I see today that Impala some how not able to read the metadata. I created a table in Hive with text format, data loaded into Hive, Alter the file format to PARQUET using alter table <table name>SET FILEFORMAT PARQUET. Now I did invalidate metadata <tablename> in Impala, I can very well see the table in Impala by doing Show tables, but if I do describe it say's it can't load the metadata.
E1015 06:20:11.609848 34004 Analyzer.java:1445] Failed to load metadata for table: XXXXXX
Failed to load metadata for table: XXXXX. Running 'invalidate metadata XXXXXX may resolve this problem.
CAUSED BY: NullPointerException: null
I1015 06:20:11.610817 34004 jni-util.cc:177] com.cloudera.impala.common.AnalysisException: Failed to load metadata for table: xxxx
Caused by: com.cloudera.impala.catalog.TableLoadingException: Failed to load metadata for table: xxxxxx
CAUSED BY: NullPointerException: null
Any suggestions/inputs to share
Impala 1.4.0. Also additional input is it seems hive also not able to see the table after using alert command, so may not be a problem.
But I don't understand why we allow alter command to change file format and after doing that then it says Table not found. Really interesting to know what's happening here.
Thanks for following up, I'm looking into the problem since it looks like a bug.
Still I want to make sure to address your ultimate goal: My understanding is that you created a text table in Hive, and then used ALTER TABLE <tbl> SET FILEFORMAT PARQUET in Impala. Then "DESCRIBE <tbl>" fails in Impala.
What's the intention behing the ALTER command? The alteration will only chgange the table metadata, and not the data itself, i.e., the data is still stored in text, but Impala will attempt to interpret the text files as Parquet and fail.

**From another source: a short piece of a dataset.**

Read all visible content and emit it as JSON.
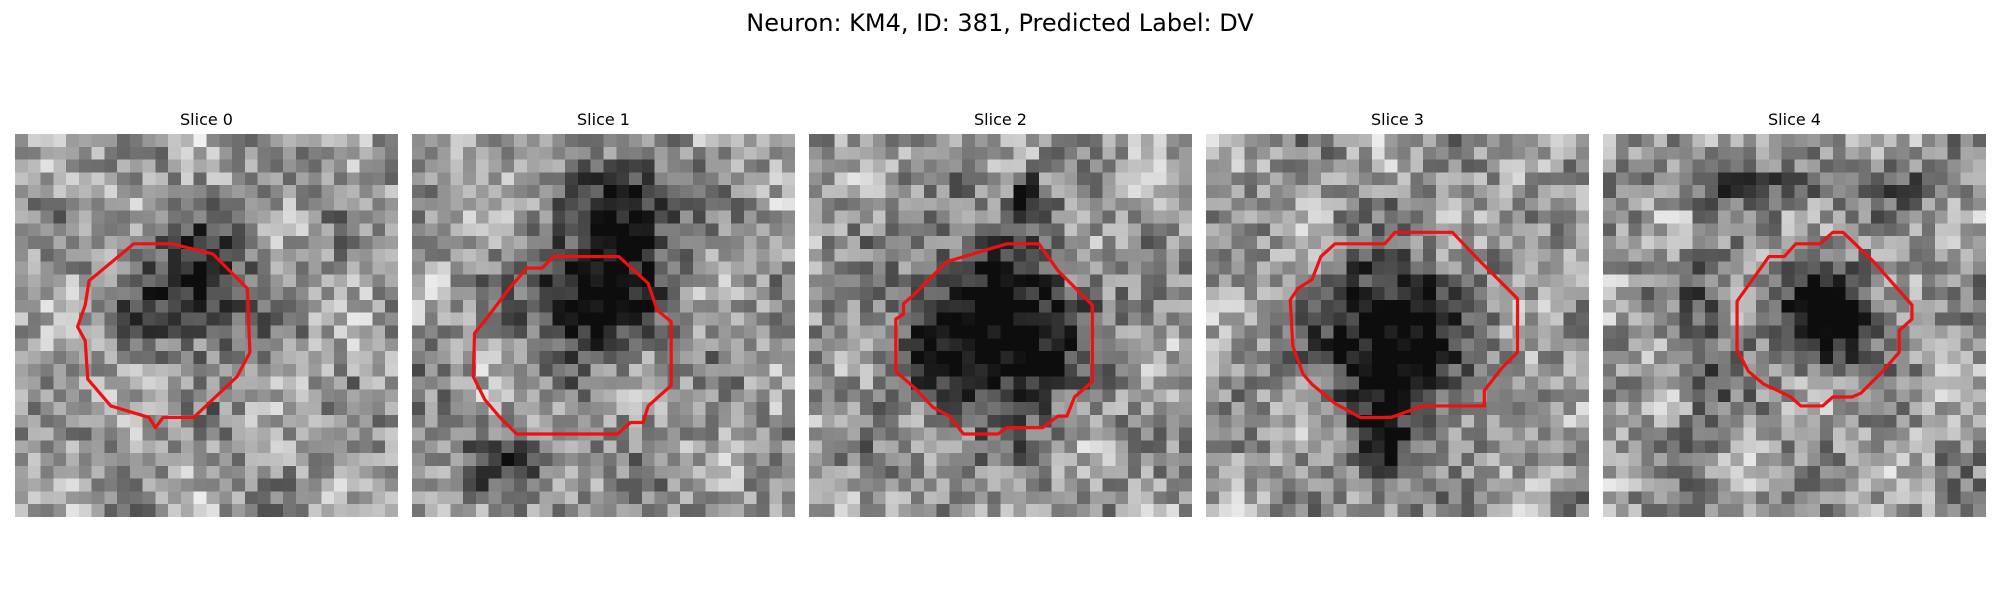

I wasn't able to repro the issue on 1.4 with these steps:
1. hive> create table t (i int);
2. hive> insert into t select 1 from someexistingtable;
3. impala> invalidate metadata t;
4. impala> alter table t set fileformat parquet;
5. impala> descrobe t;
Could you detail the steps used to produce the issue on your end so I can investigate futher? Thanks!
Thanks for your time. Finally I got the point where I was doing the mistake, solved but still lot of questions in the mind.
Objective: Convert the existing text table to parquet table for performance gains
The actions performed are as below
hive> create table t2 like t1; # t1 is text formatted table
hive> insert into table t2 select * from t1;
hive>alter table t2 set fileformat=parquet
Impala> Invalidate metadata t2;
Impala> desc formatted t2;
Result: error, failed to load metadata, invalidate may help message.
After posting this query and did some mor work, found that even Hive was not able to describe the table.
NOte: Here I see a problem, we are in Hive version 12, the command returned successful, but it is not able to describe the table. I really see this as major issue, because when we allow the command and made successful changes to metadata , but unable to load metadata then we are lost, we will not be able to do any thing for this table, neither alter to original format nor drop the table. Don't you see this as issue?
Now I found for Hive 12 version I need to follow the below
alter table <tablename>set serde '<parquet serde>';
alter table <tablename> set fileformat inputformat "<parquet inputformat class>"
alter table <tablename> set fileformat outputformat "<parquet outputformat class>"
Now the first problem is solved, of course not on the same table as t2, i did exerice on another new tables, so now I could describe the table both on Impala and Hive. but not able to read the data because as you mentioned the underlying data is csv not parquet. Here I forgot to reload the data so that the data can be converted to parquet while copying it to new table with new altered format. finally now the issue is solved and more over it was not impala issue.
but still I have doubt, may be fundamental: alter table set fileformat will just change table metadata information, so do we see really such cases where user will just need to alter table properties to parquet or ORC. Not able think of such scenario. when user has to take care of underlying data formats, then a warning mentioning that, user should alter data file to the respective <fileformat> to read the data would really help, I think
thanks for following up in such great detail!
I completely agree that DDL commands should never leave a table in a state where it cannot even be dropped. As you pointed out, this seems to be a Hive issue.
I share your concern regarding the behavior of ALTER TABLE, however, there are legitimate uses for it. For example, if a user accidentally set the wrong format, she can change it later. You can also alter partitions of the same table to have different file formats. Last, users may have the opposite expectation as you do, and having ALTER rewrite all data into a new format against a users expectation is arguably worse than later realizing that ALTER only changes the table metadata. Your suggestion of issuing a warning sounds like a good compromise, thanks!
select c.category_name, count(order_item_quantity) as count
from order_items oi
inner join products p on oi.order_item_product_id = p.product_id
inner join categories c on c.category_id = p.product_category_id
group by c.category_name
order by count desc
i have the same error too AnalysisException: Could not resolve table reference: 'products
Nad1998, that's a different error - it means your 'products' table does not exist or is not visible to Impala (try running 'invalidate metadata products', then retry query).